I have found the following definition of morphism.
Let $X,Y$ be two varieties. A mapping $\phi:X\rightarrow Y$ is said to be morphism if
- $\phi$ is continuous.
- For each open set $U$ of $Y$ and $f\in \Gamma(U,\mathscr O_Y)$ (that's $f$ is a rational function defined on $U$) we have $f\circ \phi\in \Gamma(\phi^{-1}(U),\mathscr O_X)$.
My question is the following : if $f$ is defined over $U$ the certainly $f\circ \phi$ is defined over $\phi^{-1}(U)$, i.e. second condition in definition is superfluous.
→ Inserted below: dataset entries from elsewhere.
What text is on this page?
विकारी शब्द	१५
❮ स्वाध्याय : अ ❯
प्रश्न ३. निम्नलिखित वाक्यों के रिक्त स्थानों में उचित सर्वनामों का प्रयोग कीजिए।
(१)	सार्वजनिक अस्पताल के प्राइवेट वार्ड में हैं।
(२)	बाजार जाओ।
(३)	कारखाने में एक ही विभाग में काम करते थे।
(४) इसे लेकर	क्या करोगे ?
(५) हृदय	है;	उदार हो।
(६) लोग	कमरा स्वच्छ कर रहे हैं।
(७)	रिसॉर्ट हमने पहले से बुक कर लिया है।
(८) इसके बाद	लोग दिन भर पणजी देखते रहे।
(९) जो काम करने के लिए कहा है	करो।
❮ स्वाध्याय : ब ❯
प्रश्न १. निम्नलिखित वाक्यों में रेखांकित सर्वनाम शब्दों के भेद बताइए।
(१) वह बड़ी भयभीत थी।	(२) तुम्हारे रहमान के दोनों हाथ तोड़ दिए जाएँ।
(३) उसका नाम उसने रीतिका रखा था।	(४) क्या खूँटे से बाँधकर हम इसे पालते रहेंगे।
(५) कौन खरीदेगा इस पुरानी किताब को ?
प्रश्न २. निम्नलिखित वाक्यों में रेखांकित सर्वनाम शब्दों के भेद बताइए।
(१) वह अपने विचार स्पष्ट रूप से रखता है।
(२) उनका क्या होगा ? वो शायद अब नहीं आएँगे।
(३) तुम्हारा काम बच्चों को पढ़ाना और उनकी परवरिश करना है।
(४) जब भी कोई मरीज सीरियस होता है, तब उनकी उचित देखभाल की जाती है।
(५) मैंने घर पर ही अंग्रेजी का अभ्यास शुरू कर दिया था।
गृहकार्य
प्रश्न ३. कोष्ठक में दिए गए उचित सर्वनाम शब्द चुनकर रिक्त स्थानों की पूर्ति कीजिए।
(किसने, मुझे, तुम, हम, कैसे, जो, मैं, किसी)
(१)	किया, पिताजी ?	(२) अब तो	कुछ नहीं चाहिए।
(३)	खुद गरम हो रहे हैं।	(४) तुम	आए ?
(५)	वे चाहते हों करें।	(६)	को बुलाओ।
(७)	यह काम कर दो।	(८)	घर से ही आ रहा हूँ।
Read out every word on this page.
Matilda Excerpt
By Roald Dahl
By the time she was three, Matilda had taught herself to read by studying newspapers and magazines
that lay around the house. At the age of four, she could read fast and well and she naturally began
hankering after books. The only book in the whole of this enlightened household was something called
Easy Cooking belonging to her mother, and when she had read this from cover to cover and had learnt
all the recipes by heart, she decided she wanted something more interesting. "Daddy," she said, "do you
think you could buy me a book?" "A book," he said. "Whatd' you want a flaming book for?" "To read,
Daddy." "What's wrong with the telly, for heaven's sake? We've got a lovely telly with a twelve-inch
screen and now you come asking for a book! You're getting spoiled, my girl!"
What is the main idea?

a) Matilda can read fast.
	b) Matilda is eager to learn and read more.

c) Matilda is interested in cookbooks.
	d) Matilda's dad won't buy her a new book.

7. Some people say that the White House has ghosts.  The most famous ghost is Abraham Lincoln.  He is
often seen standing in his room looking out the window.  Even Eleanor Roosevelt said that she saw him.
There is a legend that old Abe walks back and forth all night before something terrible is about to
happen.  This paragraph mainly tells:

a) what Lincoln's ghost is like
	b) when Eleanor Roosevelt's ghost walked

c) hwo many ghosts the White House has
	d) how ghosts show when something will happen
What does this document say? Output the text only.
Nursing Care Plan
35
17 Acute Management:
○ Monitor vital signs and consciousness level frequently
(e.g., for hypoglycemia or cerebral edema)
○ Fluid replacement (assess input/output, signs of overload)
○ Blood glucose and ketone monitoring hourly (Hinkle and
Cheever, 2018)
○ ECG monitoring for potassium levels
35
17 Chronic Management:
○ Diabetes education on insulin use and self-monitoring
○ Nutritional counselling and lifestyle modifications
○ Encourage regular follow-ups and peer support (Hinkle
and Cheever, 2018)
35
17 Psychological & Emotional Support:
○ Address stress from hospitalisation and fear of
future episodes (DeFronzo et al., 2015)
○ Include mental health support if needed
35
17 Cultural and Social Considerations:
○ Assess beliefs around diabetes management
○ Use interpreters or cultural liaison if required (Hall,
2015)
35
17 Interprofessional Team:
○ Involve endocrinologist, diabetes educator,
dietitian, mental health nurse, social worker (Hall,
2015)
Am I right?
The second condition is saying that $f \circ \phi$ is a section of the sheaf of regular functions $\mathcal O_X$ over $\phi^{-1} (U)$. So the key point is that $f \circ \phi$ must be a regular function.
For example, the function $\phi : \mathbb A_{\mathbb C}^1 \to \mathbb A_{\mathbb C}^1$ sending $z \mapsto \bar z$ (the complex conjugate) is continuous with respect to the Zariski topology, but it is not a morphism of varieties. Indeed, take $f(z) = z^{123} + 456z$; this is a section of $\mathcal O_{\mathbb A_{\mathbb C}^1}$, defined on $U = \mathbb A_{\mathbb C}^1$, and note that $f \circ \phi (z) = \bar z^{123} + 456 \bar z$ is not a section of $\mathcal O_{\mathbb A_{\mathbb C}^1}$ over $\phi^{-1}(U) = \mathbb A_{\mathbb C}^1$.